A reader writes:
The Dish seems to be the only place that is looking for our memories.
I was a Catholic boy in the early 1960's in a small town in UpState N.Y. A nice rural setting with lots of open fields for a boy to grow up in. My memories from the age of six till twelve are for the most part wrapped around lazy summer days in the fields and cold snowy days of sledding. Like all adults I gloss over the family problems, the worries of a small boy and the social problems of the day.
I do remember two Catholic Priests. One was a rather remarkable younger Priest who used to visit our house. He was not from our church and I always wondered why he was at our house. He once tried to bless me and I ran under the table and refused to come out. When he left the area he came over and gave me his dog, a wonderfully huge English Setter named Rocky who was my most cherished friend and guardian.
The other Priest was the one who scared you. He was the one who we boys whispered about and at the age of seven or eight the words were not as scary as the tone. No one wanted to be The Altar Boy (capitals reflect the sense we had of it). Such a hideous thing was forced on you by very religious parents.
We had only a vague idea of what happened to those boys but they always looked scared to me and I remember one of them saying only that he dreaded getting changed after mass and that "Father punishes you bad if you don't do what he says". I remember that because I was dressed in my First Communion suit and it was a beautiful spring day and I got in trouble for the grass stains because we were back behind the church hanging out.
Looking back, there was a lot of talk among boys about all the reasons you did not want to go to the local Catholic School. The reasons you did not want to go to the City with Father to see a movie when he took other boys. The concerned look my dad gave me the one time I asked about being a Priest some day (my mom got up and left the room) And there was the whole long list of boys who suddenly stopped going to church at all, I always wondered why they would suddenly not come any more.
So looking back I can clearly add my voice to your list of people saying that this scandal goes much farther back than anyone wants to admit. We knew, we boys always knew, we just never said a word, either when it was us or when it was our friends.
I know very few men who are over sixty-five, Catholic and close enough to reveal this kind of secret. For one thing, I'm Jewish. Yet I know three who were molested. One case helps explain the rest: central France, the early 20th Century, very conservative rural family. The local priest starts touching the young son, he tells his mother and she beats him for lying. End of story.

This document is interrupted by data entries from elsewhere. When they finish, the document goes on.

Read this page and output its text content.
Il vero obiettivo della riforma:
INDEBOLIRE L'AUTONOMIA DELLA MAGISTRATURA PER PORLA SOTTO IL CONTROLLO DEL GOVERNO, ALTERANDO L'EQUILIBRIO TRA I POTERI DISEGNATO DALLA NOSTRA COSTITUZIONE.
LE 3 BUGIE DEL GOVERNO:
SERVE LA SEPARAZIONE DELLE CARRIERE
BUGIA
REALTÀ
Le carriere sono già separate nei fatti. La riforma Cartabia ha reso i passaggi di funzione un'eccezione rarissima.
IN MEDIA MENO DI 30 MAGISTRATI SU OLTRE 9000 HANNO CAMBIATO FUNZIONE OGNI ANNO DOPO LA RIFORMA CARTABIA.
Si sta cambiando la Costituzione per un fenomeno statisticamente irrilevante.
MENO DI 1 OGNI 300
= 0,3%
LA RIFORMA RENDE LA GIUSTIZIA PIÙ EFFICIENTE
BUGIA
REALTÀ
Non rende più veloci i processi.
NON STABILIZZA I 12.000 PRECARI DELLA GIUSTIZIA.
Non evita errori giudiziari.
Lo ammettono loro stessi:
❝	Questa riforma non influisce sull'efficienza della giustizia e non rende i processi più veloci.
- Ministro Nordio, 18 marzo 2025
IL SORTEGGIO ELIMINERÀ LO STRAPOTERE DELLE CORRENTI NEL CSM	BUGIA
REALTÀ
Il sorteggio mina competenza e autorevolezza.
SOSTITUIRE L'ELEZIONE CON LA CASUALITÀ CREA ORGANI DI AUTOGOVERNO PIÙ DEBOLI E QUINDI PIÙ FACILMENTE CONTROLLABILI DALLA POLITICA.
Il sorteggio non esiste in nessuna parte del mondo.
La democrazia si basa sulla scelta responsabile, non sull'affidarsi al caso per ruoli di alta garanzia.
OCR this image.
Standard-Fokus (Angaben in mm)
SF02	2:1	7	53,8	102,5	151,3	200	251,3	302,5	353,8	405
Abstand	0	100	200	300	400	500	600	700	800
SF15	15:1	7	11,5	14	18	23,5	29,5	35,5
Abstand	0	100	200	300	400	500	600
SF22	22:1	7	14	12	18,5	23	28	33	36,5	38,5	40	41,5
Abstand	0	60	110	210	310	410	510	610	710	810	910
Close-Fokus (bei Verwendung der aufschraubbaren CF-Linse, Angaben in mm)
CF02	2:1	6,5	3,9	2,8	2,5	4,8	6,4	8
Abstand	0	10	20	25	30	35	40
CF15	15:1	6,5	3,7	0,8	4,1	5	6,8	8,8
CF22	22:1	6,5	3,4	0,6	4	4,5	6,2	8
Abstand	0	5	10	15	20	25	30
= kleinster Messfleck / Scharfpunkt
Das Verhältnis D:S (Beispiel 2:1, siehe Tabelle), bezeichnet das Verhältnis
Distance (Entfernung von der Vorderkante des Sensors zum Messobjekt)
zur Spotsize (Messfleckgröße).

My grandfather left home at age 13 because his parents would not let him go to high school. He went to a Catholic boarding school in Wisconsin, where he worked his way through high school (kitchen, grounds-keeping, etc.). He told me - thirty years ago - that he had been molested by a priest there, and that his chronic deafness in one ear was from a blow to the head by another priest there. That he would talk about it, seventy years after it happened, testifies to its impact.